En 1880 cursaba yo el cuarto año, el último para optar el grado de Bachiller en Artes, cuando tuve el gusto de oír por primera vez el nombre Emilio Zola, pronunciado por el doctor Ferraz. Nos hablaba en la clase de literatura del naturalismo, pintándonos con interés la escena del lavadero contenida en L’Assommoir. Entonces deseé conocer sus novelas y hoy casi todas las he leído, teniendo a veces el disgusto, porque las he leído en español, de ver capítulos o pasajes destrozados por el traductor con falsos pretextos.

¿Por qué me dirá Ud. no las ha leído en francés? La respuesta sería una historia, aunque curiosa, impropia de esta carta. Soy partidario decidido del naturalismo, tanto en literatura como en todo lo demás, y sin embargo no he leído a Mr. Zola sino en malísimas traducciones españolas[1]. La juventud centroamericana lee todavía en traducciones españolas las obras de Comte, Littré, Spencer, Darwin, Büchner, Voltaire, Flaubert ‹…›  mucha lentitud, camina con paso de tortuga.

Es lo cierto, mi estimado señor, que desde 1880 empezaron sus obras a ser leídas por la juventud estudiosa de Costa Rica. Hoy se venden sus novelas en las librerías; los aficionados las conservan; el nombre Emilio Zola se ve citado en los periódicos nacionales. En la escuela y en la sociedad su nombre, Mr. Zola, es música simpática o ruido infernal según las personas a quienes se hable de Ud. Para los clericales es voz del infierno que perturba la conciencia y despierta el fuego de las pasiones; para los románticos que leen a Victor Hugo es enemigo decadente; y para nosotros es Ud. el jefe de la poderosa escuela del porvenir. Pero no habré de confesarle a Ud. mis impresiones.

¿Le diré a Zola lo que pienso de sus novelas y de las de sus correligionarios, entre los que admiro a Mr. Alphonse Daudet?[2] No hay para qué.

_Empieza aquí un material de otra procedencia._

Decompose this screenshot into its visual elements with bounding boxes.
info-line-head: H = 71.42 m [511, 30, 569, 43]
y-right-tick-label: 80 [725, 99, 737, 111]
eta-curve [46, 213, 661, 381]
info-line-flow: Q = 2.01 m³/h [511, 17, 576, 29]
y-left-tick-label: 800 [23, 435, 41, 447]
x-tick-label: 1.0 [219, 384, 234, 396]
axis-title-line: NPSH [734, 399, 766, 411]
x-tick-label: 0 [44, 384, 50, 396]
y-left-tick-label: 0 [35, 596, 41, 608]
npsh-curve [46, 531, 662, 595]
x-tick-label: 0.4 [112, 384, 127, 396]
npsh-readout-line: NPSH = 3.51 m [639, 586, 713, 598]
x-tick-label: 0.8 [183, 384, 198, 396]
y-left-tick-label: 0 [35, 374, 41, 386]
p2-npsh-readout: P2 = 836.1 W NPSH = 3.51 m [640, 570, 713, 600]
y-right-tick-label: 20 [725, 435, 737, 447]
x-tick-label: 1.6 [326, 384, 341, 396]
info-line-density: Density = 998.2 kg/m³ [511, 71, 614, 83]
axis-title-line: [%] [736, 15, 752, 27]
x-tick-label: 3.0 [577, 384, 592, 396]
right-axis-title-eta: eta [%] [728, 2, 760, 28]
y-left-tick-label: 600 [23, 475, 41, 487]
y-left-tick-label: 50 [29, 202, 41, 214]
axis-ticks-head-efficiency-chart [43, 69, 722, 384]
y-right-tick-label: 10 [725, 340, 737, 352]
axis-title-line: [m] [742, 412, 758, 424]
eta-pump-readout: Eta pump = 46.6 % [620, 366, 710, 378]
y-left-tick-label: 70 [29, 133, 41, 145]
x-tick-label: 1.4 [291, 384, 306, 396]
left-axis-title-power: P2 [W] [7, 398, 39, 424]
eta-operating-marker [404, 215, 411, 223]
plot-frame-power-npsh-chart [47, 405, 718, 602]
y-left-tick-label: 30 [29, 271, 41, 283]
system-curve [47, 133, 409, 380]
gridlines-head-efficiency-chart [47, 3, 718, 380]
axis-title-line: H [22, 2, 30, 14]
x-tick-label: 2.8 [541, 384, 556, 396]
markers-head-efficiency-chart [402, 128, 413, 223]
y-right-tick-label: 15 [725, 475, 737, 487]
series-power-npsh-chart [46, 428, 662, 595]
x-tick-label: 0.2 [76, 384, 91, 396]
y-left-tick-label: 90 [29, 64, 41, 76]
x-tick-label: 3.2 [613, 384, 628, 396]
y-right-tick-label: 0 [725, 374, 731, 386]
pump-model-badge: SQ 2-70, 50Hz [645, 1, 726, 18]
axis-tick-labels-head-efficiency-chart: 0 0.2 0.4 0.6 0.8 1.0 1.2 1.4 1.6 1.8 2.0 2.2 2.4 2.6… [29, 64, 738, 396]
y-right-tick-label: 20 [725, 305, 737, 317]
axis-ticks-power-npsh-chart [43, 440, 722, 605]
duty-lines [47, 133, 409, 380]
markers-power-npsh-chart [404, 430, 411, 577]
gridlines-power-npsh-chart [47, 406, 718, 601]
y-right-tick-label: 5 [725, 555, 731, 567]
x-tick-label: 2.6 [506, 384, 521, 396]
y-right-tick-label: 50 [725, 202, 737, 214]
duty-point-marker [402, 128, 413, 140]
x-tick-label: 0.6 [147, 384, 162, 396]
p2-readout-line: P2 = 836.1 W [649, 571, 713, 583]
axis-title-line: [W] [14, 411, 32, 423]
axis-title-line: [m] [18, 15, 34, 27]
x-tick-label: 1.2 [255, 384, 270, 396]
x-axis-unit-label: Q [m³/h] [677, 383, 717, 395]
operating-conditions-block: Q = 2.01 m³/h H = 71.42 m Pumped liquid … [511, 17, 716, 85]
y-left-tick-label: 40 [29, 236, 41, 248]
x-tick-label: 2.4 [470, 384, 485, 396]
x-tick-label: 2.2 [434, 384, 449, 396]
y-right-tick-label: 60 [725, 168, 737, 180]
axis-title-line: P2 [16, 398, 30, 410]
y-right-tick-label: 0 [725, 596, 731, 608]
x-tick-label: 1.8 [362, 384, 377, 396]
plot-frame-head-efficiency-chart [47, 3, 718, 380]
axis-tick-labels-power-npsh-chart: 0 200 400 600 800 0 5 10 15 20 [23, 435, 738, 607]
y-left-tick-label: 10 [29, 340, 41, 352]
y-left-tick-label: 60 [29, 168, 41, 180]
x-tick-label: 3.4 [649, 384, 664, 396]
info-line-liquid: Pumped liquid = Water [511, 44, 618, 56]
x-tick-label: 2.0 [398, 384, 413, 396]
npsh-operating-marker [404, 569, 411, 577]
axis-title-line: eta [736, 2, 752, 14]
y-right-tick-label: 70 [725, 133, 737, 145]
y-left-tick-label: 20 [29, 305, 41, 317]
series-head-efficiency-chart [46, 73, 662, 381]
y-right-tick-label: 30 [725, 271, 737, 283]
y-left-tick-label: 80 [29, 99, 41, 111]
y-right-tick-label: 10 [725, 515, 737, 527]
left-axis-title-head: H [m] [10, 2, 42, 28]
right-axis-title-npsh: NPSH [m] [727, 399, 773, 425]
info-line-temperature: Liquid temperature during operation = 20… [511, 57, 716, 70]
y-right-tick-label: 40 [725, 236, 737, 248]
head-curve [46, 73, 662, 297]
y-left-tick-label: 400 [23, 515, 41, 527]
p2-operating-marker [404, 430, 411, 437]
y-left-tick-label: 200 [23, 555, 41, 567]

Deseo, si me complace en ello, mantener correspondencia con Ud.

Por último, espero tendrá Ud. la bondad, si le es posible, de obsequiarme su retrato.

Su amigo,

Guillermo Obando


[1]  “¿Y las de esos novelistas franceses que tanto llaman la atención en todas partes? Esas las traducen… los que necesitan para ello un Diccionario de bolsillo. Y la prensa, por halagar a las empresas y hacerlas vender sus productos, elogia sin medida las tales traducciones, y hasta juzga el original por ellas. ¿Qué más? Hasta críticos serios y muy encopetados han hablado entre nosotros de Zola, de Daudet, etc., por las traducciones que corren por ahí en manos del vulgo. ¡Zola traducido por… tente, pluma! ¡Un estilista en manos de un mozo de cordel literario!” Leopoldo Alas Clarín, “Las traducciones”, Nueva Campaña, Prólogo de A. Vilanova, Editorial Lumen, 1990, p.245. 

[2]  Ver Colette Becker (dir.), Permanence d’Alphonse Daudet ?, Paris, Université Paris X, 1997, Coll. Ritm.